From the Register Editorial Board, of all places:
Iowa needs to retain and attract more young college graduates. But a bill in the Iowa Legislature that would grant tax credits to employers who pay back student loans is a bad way to try to accomplish that.
House File 730 would allow businesses that repay a new employee's student loan debt of up to $25,000 over three years to get tax credits of up to $7,500. Employers would have to pay the new worker a salary or wage of at least $25,000, employ the person within the state and start repaying the student loan within six months of the hiring date...
...It would be a misuse of precious public money to pay off student loans for workers who might very well have stayed in the state anyway. For example, about 65 percent of 2005 Iowa State University graduates stayed in Iowa and 70 percent of University of Northern Iowa graduates. Also, there is nothing to stop workers from packing up and heading across the state line after a mere three years.
Perhaps the most troubling aspect of this bill: It would be unfair to students and families who planned, scrimped, saved and avoided high loans. Knowing you can have $25,000 in student debt repaid could provide an incentive to borrow more.
Wow, did I start writing for the Des Moines Register? I basically said the same thing yesterday ("Bi-Partisan-Approved Indentured Servitude Coming To Iowa").
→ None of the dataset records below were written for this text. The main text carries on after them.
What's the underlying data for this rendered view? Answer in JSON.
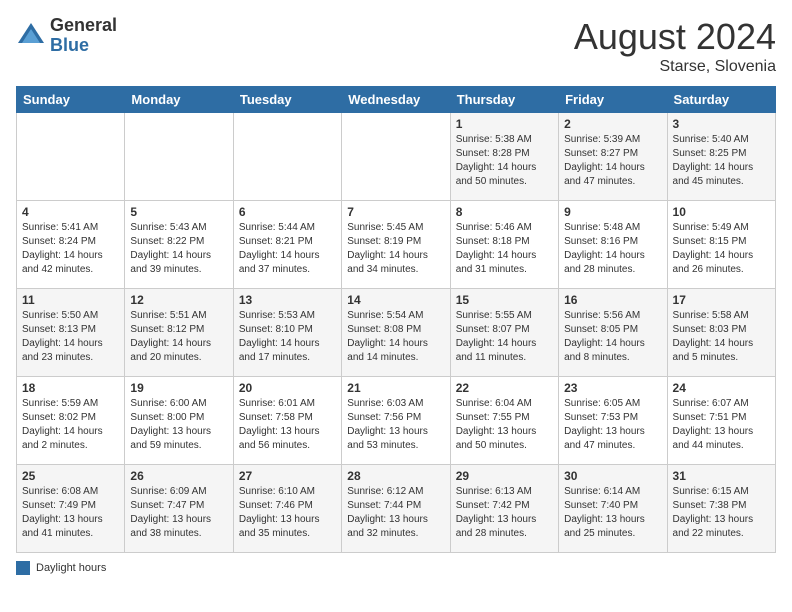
{
  "header": {
    "logo_general": "General",
    "logo_blue": "Blue",
    "month_year": "August 2024",
    "location": "Starse, Slovenia"
  },
  "days_of_week": [
    "Sunday",
    "Monday",
    "Tuesday",
    "Wednesday",
    "Thursday",
    "Friday",
    "Saturday"
  ],
  "legend_label": "Daylight hours",
  "weeks": [
    [
      {
        "day": "",
        "content": ""
      },
      {
        "day": "",
        "content": ""
      },
      {
        "day": "",
        "content": ""
      },
      {
        "day": "",
        "content": ""
      },
      {
        "day": "1",
        "content": "Sunrise: 5:38 AM\nSunset: 8:28 PM\nDaylight: 14 hours\nand 50 minutes."
      },
      {
        "day": "2",
        "content": "Sunrise: 5:39 AM\nSunset: 8:27 PM\nDaylight: 14 hours\nand 47 minutes."
      },
      {
        "day": "3",
        "content": "Sunrise: 5:40 AM\nSunset: 8:25 PM\nDaylight: 14 hours\nand 45 minutes."
      }
    ],
    [
      {
        "day": "4",
        "content": "Sunrise: 5:41 AM\nSunset: 8:24 PM\nDaylight: 14 hours\nand 42 minutes."
      },
      {
        "day": "5",
        "content": "Sunrise: 5:43 AM\nSunset: 8:22 PM\nDaylight: 14 hours\nand 39 minutes."
      },
      {
        "day": "6",
        "content": "Sunrise: 5:44 AM\nSunset: 8:21 PM\nDaylight: 14 hours\nand 37 minutes."
      },
      {
        "day": "7",
        "content": "Sunrise: 5:45 AM\nSunset: 8:19 PM\nDaylight: 14 hours\nand 34 minutes."
      },
      {
        "day": "8",
        "content": "Sunrise: 5:46 AM\nSunset: 8:18 PM\nDaylight: 14 hours\nand 31 minutes."
      },
      {
        "day": "9",
        "content": "Sunrise: 5:48 AM\nSunset: 8:16 PM\nDaylight: 14 hours\nand 28 minutes."
      },
      {
        "day": "10",
        "content": "Sunrise: 5:49 AM\nSunset: 8:15 PM\nDaylight: 14 hours\nand 26 minutes."
      }
    ],
    [
      {
        "day": "11",
        "content": "Sunrise: 5:50 AM\nSunset: 8:13 PM\nDaylight: 14 hours\nand 23 minutes."
      },
      {
        "day": "12",
        "content": "Sunrise: 5:51 AM\nSunset: 8:12 PM\nDaylight: 14 hours\nand 20 minutes."
      },
      {
        "day": "13",
        "content": "Sunrise: 5:53 AM\nSunset: 8:10 PM\nDaylight: 14 hours\nand 17 minutes."
      },
      {
        "day": "14",
        "content": "Sunrise: 5:54 AM\nSunset: 8:08 PM\nDaylight: 14 hours\nand 14 minutes."
      },
      {
        "day": "15",
        "content": "Sunrise: 5:55 AM\nSunset: 8:07 PM\nDaylight: 14 hours\nand 11 minutes."
      },
      {
        "day": "16",
        "content": "Sunrise: 5:56 AM\nSunset: 8:05 PM\nDaylight: 14 hours\nand 8 minutes."
      },
      {
        "day": "17",
        "content": "Sunrise: 5:58 AM\nSunset: 8:03 PM\nDaylight: 14 hours\nand 5 minutes."
      }
    ],
    [
      {
        "day": "18",
        "content": "Sunrise: 5:59 AM\nSunset: 8:02 PM\nDaylight: 14 hours\nand 2 minutes."
      },
      {
        "day": "19",
        "content": "Sunrise: 6:00 AM\nSunset: 8:00 PM\nDaylight: 13 hours\nand 59 minutes."
      },
      {
        "day": "20",
        "content": "Sunrise: 6:01 AM\nSunset: 7:58 PM\nDaylight: 13 hours\nand 56 minutes."
      },
      {
        "day": "21",
        "content": "Sunrise: 6:03 AM\nSunset: 7:56 PM\nDaylight: 13 hours\nand 53 minutes."
      },
      {
        "day": "22",
        "content": "Sunrise: 6:04 AM\nSunset: 7:55 PM\nDaylight: 13 hours\nand 50 minutes."
      },
      {
        "day": "23",
        "content": "Sunrise: 6:05 AM\nSunset: 7:53 PM\nDaylight: 13 hours\nand 47 minutes."
      },
      {
        "day": "24",
        "content": "Sunrise: 6:07 AM\nSunset: 7:51 PM\nDaylight: 13 hours\nand 44 minutes."
      }
    ],
    [
      {
        "day": "25",
        "content": "Sunrise: 6:08 AM\nSunset: 7:49 PM\nDaylight: 13 hours\nand 41 minutes."
      },
      {
        "day": "26",
        "content": "Sunrise: 6:09 AM\nSunset: 7:47 PM\nDaylight: 13 hours\nand 38 minutes."
      },
      {
        "day": "27",
        "content": "Sunrise: 6:10 AM\nSunset: 7:46 PM\nDaylight: 13 hours\nand 35 minutes."
      },
      {
        "day": "28",
        "content": "Sunrise: 6:12 AM\nSunset: 7:44 PM\nDaylight: 13 hours\nand 32 minutes."
      },
      {
        "day": "29",
        "content": "Sunrise: 6:13 AM\nSunset: 7:42 PM\nDaylight: 13 hours\nand 28 minutes."
      },
      {
        "day": "30",
        "content": "Sunrise: 6:14 AM\nSunset: 7:40 PM\nDaylight: 13 hours\nand 25 minutes."
      },
      {
        "day": "31",
        "content": "Sunrise: 6:15 AM\nSunset: 7:38 PM\nDaylight: 13 hours\nand 22 minutes."
      }
    ]
  ]
}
Meanwhile, over at the Roth & Company Tax Update blog:
This is just another way to make people who scrimp and save to finance college education feel like chumps. The effect of this is to have the state retroactively pay your college tuition through tax credits. As a vehicle to keep kids in the state, it makes as much economic sense as a free beer subsidy.Inane tax legislation...
If the goal is to keep kids in the state, you'd do just as well to subsidize rents or car payments; at least that wouldn't discriminate against people whose parents paid for their education, or who went to a cheaper school so they wouldn't run up loans.
It would make a lot more sense if the legislature just got rid of all such bogus tax breaks and dramatically lowered the tax rates. Don't hold your breath.
Follow the progress of HF 730 and all of the other inane tax legislation at our 2007 Iowa Tax Legislation page.
Tell us how you really feel about it all!
You know what's the funniest thing about it all? Some business professor at the University of Iowa by the name of Jay Christensen-Szalanski created it. What does it say when some professor with a hyphenated last name who isn't British comes up with some idea that might become law? There's nothing crazier or girlymanish than a guy who takes on his wife's last name with a hyphen. The kind of people who pull that kind of crap can't think very far into the future, can they? If future generations of Christensen-Szalanskis keep the hyphenation trend going, their last name will be a lengthy morass before too long, sort of like the kind of legislation that pere Szalanski got past funnel week in the Iowa Legislature.